IS the Dar factor at play? Or are we missing something that only he can see?
The Pakistani currency has appreciated 8.25pc to 219.92 to a dollar since Sept 22. The rupee is actually the world’s best-performing currency lately. But its rise isn’t consistent with many global and domestic economic indicators. For instance, the dollar has appreciated against every hard currency, spawning fears of another global currency crash not seen since the 1997 Asian crisis. How is the rupee defying the trend?
Then, the State Bank’s liquid foreign exchange reserves are decreasing despite stringent import restrictions. Reserves fell — although slightly — to $13.59bn from $13.76bn on a week-over-week basis. Even Moody’s decision to cut Pakistan’s sovereign credit rating on its increasing external sector vulnerabilities after the floods has failed to stop the rupee’s rise. Moody’s believes that the economic losses of $30bn inflicted by the floods have raised fears of a much wider current account gap than projected in the budget and increased Pakistan’s foreign financing needs.
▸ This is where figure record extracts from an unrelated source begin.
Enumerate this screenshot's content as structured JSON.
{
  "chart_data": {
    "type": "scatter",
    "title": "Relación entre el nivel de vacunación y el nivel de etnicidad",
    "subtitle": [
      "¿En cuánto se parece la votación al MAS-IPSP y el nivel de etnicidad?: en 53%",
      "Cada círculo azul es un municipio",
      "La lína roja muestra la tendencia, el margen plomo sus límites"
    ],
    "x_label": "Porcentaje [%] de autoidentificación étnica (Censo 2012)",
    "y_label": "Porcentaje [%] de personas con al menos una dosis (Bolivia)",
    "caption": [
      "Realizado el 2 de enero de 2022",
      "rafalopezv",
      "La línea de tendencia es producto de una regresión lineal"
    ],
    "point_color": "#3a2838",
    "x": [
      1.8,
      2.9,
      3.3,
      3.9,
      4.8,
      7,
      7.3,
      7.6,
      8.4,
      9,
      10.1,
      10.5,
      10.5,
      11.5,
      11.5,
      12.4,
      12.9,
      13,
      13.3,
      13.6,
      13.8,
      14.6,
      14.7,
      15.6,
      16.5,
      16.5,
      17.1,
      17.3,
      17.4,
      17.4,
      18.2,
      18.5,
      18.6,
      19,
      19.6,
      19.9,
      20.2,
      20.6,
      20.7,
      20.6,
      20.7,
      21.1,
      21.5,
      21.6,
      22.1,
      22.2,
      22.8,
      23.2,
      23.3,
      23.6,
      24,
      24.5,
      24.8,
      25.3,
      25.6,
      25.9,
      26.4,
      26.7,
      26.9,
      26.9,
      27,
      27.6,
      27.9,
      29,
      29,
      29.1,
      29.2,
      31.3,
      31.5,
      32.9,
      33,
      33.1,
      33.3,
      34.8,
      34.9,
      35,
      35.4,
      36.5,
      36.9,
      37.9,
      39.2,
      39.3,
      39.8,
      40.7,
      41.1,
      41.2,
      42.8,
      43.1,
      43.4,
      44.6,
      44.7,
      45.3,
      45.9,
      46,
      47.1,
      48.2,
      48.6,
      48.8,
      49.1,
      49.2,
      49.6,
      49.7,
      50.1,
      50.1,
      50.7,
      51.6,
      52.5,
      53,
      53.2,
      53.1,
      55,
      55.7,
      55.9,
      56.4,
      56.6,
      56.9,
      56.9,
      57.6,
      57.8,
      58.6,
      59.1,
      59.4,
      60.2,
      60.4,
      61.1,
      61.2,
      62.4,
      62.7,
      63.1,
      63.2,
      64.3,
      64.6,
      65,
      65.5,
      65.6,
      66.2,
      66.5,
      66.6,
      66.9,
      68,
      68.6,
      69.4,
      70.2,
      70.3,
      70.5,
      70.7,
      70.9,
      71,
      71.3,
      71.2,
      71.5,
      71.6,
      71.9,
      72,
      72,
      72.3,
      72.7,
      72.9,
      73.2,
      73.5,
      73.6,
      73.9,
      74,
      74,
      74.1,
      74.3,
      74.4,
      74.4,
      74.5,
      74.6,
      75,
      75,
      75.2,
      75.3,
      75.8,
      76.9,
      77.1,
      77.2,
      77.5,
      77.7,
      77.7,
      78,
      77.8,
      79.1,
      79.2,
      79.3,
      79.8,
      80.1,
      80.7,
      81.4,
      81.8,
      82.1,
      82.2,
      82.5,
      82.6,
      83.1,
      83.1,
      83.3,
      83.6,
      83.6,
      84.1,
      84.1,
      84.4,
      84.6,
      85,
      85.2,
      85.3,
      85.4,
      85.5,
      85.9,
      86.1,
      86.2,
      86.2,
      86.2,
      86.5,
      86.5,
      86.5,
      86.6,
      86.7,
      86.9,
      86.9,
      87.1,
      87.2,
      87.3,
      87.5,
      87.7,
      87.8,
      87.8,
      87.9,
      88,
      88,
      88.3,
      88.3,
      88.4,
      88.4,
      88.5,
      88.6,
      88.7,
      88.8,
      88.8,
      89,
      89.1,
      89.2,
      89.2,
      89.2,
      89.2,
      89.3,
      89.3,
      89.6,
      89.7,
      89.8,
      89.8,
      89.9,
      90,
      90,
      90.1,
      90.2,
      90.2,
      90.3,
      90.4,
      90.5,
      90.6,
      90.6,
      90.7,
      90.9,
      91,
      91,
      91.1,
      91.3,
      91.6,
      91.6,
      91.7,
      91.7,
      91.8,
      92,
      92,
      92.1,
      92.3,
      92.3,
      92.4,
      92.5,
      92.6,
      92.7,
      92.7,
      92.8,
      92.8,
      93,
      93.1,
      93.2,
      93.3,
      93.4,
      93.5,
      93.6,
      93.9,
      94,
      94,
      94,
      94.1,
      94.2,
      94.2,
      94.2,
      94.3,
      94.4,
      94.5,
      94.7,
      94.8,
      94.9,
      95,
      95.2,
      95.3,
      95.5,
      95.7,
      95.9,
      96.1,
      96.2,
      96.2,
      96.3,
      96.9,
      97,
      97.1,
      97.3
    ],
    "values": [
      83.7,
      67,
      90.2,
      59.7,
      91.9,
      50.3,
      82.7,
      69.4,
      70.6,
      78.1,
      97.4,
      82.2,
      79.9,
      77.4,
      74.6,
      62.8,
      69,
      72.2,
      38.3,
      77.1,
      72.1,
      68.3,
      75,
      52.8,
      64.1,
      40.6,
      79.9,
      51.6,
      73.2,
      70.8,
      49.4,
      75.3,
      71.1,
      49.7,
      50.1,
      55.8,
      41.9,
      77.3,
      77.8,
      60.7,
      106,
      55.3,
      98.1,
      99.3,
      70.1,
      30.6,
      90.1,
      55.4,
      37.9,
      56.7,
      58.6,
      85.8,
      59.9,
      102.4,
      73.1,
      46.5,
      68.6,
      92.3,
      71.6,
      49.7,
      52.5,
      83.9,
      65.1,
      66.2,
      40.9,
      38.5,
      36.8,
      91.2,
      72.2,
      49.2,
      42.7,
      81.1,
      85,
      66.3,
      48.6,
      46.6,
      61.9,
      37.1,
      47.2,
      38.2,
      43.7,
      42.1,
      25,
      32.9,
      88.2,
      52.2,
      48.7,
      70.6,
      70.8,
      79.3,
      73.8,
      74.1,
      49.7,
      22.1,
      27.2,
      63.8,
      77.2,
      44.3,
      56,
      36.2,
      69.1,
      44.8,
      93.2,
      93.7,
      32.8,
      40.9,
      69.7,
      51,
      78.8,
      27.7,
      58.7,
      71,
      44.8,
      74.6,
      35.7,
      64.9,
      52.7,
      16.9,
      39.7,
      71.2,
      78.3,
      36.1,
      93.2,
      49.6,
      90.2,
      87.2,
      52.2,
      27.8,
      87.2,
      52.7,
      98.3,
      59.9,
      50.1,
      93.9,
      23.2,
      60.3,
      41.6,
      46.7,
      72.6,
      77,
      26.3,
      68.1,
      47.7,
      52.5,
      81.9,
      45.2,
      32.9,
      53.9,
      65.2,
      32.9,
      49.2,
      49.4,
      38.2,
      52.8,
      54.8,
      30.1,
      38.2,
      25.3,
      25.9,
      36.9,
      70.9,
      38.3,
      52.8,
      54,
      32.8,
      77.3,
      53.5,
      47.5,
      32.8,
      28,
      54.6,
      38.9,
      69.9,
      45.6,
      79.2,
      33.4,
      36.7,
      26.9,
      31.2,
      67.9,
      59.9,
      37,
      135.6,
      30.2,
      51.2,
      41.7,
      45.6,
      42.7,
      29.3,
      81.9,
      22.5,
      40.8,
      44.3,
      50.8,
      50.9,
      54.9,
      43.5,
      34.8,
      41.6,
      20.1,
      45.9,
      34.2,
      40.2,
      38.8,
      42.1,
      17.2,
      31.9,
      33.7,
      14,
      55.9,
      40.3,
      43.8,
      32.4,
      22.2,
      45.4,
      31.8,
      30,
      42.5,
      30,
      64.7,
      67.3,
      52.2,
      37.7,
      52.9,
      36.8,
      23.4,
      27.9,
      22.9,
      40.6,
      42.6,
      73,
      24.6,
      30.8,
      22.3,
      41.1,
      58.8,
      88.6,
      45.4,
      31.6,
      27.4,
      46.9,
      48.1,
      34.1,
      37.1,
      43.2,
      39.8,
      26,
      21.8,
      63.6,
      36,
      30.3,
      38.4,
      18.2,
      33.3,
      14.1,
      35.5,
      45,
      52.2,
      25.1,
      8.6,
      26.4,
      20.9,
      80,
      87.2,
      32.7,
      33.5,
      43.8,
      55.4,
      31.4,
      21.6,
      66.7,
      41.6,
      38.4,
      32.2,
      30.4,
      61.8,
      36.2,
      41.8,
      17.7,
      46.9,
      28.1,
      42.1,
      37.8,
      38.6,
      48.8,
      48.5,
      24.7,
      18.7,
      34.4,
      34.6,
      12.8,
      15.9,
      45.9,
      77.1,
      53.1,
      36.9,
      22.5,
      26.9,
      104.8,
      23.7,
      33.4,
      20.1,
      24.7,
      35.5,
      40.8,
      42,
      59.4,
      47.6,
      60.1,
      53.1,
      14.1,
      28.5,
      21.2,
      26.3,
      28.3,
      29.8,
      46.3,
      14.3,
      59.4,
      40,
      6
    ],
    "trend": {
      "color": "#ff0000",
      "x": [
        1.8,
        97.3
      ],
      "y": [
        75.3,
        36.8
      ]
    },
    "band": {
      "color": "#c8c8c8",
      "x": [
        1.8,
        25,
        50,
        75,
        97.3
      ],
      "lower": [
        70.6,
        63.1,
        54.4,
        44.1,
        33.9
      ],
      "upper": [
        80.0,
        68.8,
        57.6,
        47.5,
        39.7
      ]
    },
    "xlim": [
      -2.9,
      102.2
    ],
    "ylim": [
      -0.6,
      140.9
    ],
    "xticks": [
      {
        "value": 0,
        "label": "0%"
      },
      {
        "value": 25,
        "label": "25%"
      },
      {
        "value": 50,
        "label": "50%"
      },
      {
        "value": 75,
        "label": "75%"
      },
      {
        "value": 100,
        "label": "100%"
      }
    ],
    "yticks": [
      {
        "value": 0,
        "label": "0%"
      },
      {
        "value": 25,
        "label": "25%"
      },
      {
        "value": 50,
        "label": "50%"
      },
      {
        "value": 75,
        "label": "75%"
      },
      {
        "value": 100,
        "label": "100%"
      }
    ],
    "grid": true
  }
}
Meanwhile, global oil is bouncing back on the output cut by Opec Plus after a brief fall in price. The only positive economic development has come in the form of commitments from multilaterals of additional funds of $3.8bn and pledges of $816m by friendly countries to help Pakistan in its post-flood reconstruction effort. No wonder most experts believe that the present trend seen in the foreign exchange market is ‘unsustainable’ and will be ‘short-lived’, and that the rupee will soon resume its downhill journey as the economic fundamentals remain weak.
Read: Daronomics — The fallacy of fixing currency price
Ishaq Dar, who is seen by the market as an interventionist advocate of a strong home currency, has, nevertheless, again predicted on a TV show that the exchange rate would settle to below 200 to a dollar in a matter of days, and not weeks, which will reduce the nation’s public debt (in terms of the rupee) and tame the imported inflation. His optimism stems from his belief that the home currency had weakened over the last few months due to speculative attacks, and that it is now headed towards its ‘true worth’.
Like his predecessor, Miftah Ismail, he also blames the big banks for manipulating the exchange rate to make quick money. The banks are said to have made Rs27.67bn in the first three months of the present fiscal to September from their foreign exchange business against a full-year profit of Rs37.88bn during the entire last fiscal. A probe is underway.
Indeed, the biggest challenge facing the government is the stability of the rupee. The problem that became more serious after the restoration of the stalled IMF programme failed to end the market volatility needs to be dealt with to end the growing economic uncertainty. But whatever happens, Mr Dar should avoid interfering with the market forces or we may soon find ourselves in the midst of a deeper crisis.